Kalibasib, the tamaraw born and bred in captivity, has died

Published October 11, 2020, 5:02 PM

by Ellalyn De Vera-Ruiz

“Kalibasib,” the lone surviving Philippine tamaraw (Bubalus mindorensis) bred in captivity, died last Saturday, Oct. 10.

Department of Environment and Natural Resources (DENR) OIC Assistant Secretary for Climate Change and concurrent Director of the DENR-Biodiversity Management Bureau (BMB) Ricardo Calderon confirmed the death of Kalibasib in a text message to the Manila Bulletin.

“[Before it died], Kalibasib had slight diarrhea. It was already sent to the San Jose Municipal Veterinary Office in Occidental Mindoro for necropsy,” Calderon said.

“Old age is also suspected as the cause of its death because it was born in 1999,” he added.

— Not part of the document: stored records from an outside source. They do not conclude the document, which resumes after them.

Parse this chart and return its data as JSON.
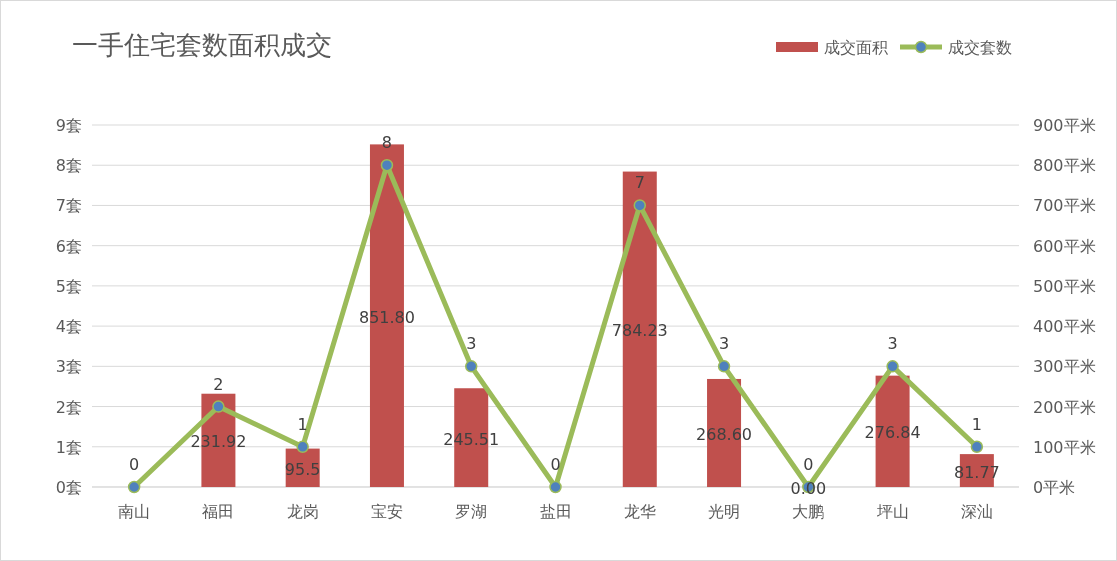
{
  "chart_data": {
    "type": "bar",
    "title": "一手住宅套数面积成交",
    "categories": [
      "南山",
      "福田",
      "龙岗",
      "宝安",
      "罗湖",
      "盐田",
      "龙华",
      "光明",
      "大鹏",
      "坪山",
      "深汕"
    ],
    "series": [
      {
        "name": "成交面积",
        "axis": "y2",
        "color": "#c0504d",
        "values": [
          0,
          231.92,
          95.5,
          851.8,
          245.51,
          0,
          784.23,
          268.6,
          0,
          276.84,
          81.77
        ],
        "value_labels": [
          null,
          "231.92",
          "95.5",
          "851.80",
          "245.51",
          null,
          "784.23",
          "268.60",
          "0.00",
          "276.84",
          "81.77"
        ]
      },
      {
        "name": "成交套数",
        "type": "line",
        "axis": "y",
        "color": "#9bbb59",
        "values": [
          0,
          2,
          1,
          8,
          3,
          0,
          7,
          3,
          0,
          3,
          1
        ],
        "value_labels": [
          "0",
          "2",
          "1",
          "8",
          "3",
          "0",
          "7",
          "3",
          "0",
          "3",
          "1"
        ]
      }
    ],
    "ylim": [
      0,
      9
    ],
    "yticks": [
      {
        "value": 0,
        "label": "0套"
      },
      {
        "value": 1,
        "label": "1套"
      },
      {
        "value": 2,
        "label": "2套"
      },
      {
        "value": 3,
        "label": "3套"
      },
      {
        "value": 4,
        "label": "4套"
      },
      {
        "value": 5,
        "label": "5套"
      },
      {
        "value": 6,
        "label": "6套"
      },
      {
        "value": 7,
        "label": "7套"
      },
      {
        "value": 8,
        "label": "8套"
      },
      {
        "value": 9,
        "label": "9套"
      }
    ],
    "y2lim": [
      0,
      900
    ],
    "y2ticks": [
      {
        "value": 0,
        "label": "0平米"
      },
      {
        "value": 100,
        "label": "100平米"
      },
      {
        "value": 200,
        "label": "200平米"
      },
      {
        "value": 300,
        "label": "300平米"
      },
      {
        "value": 400,
        "label": "400平米"
      },
      {
        "value": 500,
        "label": "500平米"
      },
      {
        "value": 600,
        "label": "600平米"
      },
      {
        "value": 700,
        "label": "700平米"
      },
      {
        "value": 800,
        "label": "800平米"
      },
      {
        "value": 900,
        "label": "900平米"
      }
    ],
    "grid": "y",
    "legend": "top right",
    "marker": "circle"
  }
}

Kalibasib, which is short for Kalikasan Bagong Sibol (nature newly sprung), was born on June 24, 1999, making it 21 years old on its death. Experts say a Philippine tamaraw could live up to 20 to 25 years.

Kalibasib was the first and only Philippine tamaraw born and bred in captivity, housed at the Mindoro Biodiversity Conservation, Research, and Educational Center, formerly the Tamaraw Gene Pool Farm, located in Brgy. Manoot, Rizal, Occidental Mindoro.

Twenty adult tamaraws, including Kalibasib’s mother “Mimi” were taken from the wild when the Tamaraw Gene Pool Farm was opened in 1980. The farm was part of the captive breeding program of the DENR to conserve the Philippine tamaraw, which is endemic to Mindoro.

However, all 20 tamaraws originally captured for the gene pool have died. Since then, Kalibasib was the farm’s lone occupant.

Incidentally, Kalibasib died during the celebration of National Tamaraw Month.

Presidential Proclamation 273 of 2002 declared October of every year as a “Special Month for the Conservation and Protection of the Tamaraw in Mindoro.”

The tamaraw is a much smaller version of the carabao, and is distinguished by its V-shaped, backward-pointing stout horns, which it shakes to signal aggression.  

Estimated at around 10,000 heads in the 1960s, tamaraw population has significantly dwindled in recent years due to diseases, illegal poaching, and habitat loss. It has been listed as critically endangered by the International Union for the Conservation of Nature (IUCN). 

Most of the tamaraw population remain within the 2,500-hectare strict protection zone inside the 106,655-hectare Mts. Iglit-Baco Natural Park in Mindoro.

Based on the DENR-BMB’s latest count, there are around 480 tamaraw individuals remaining in the wild. “We really have to sustain our conservation effort along this line,” Calderon said.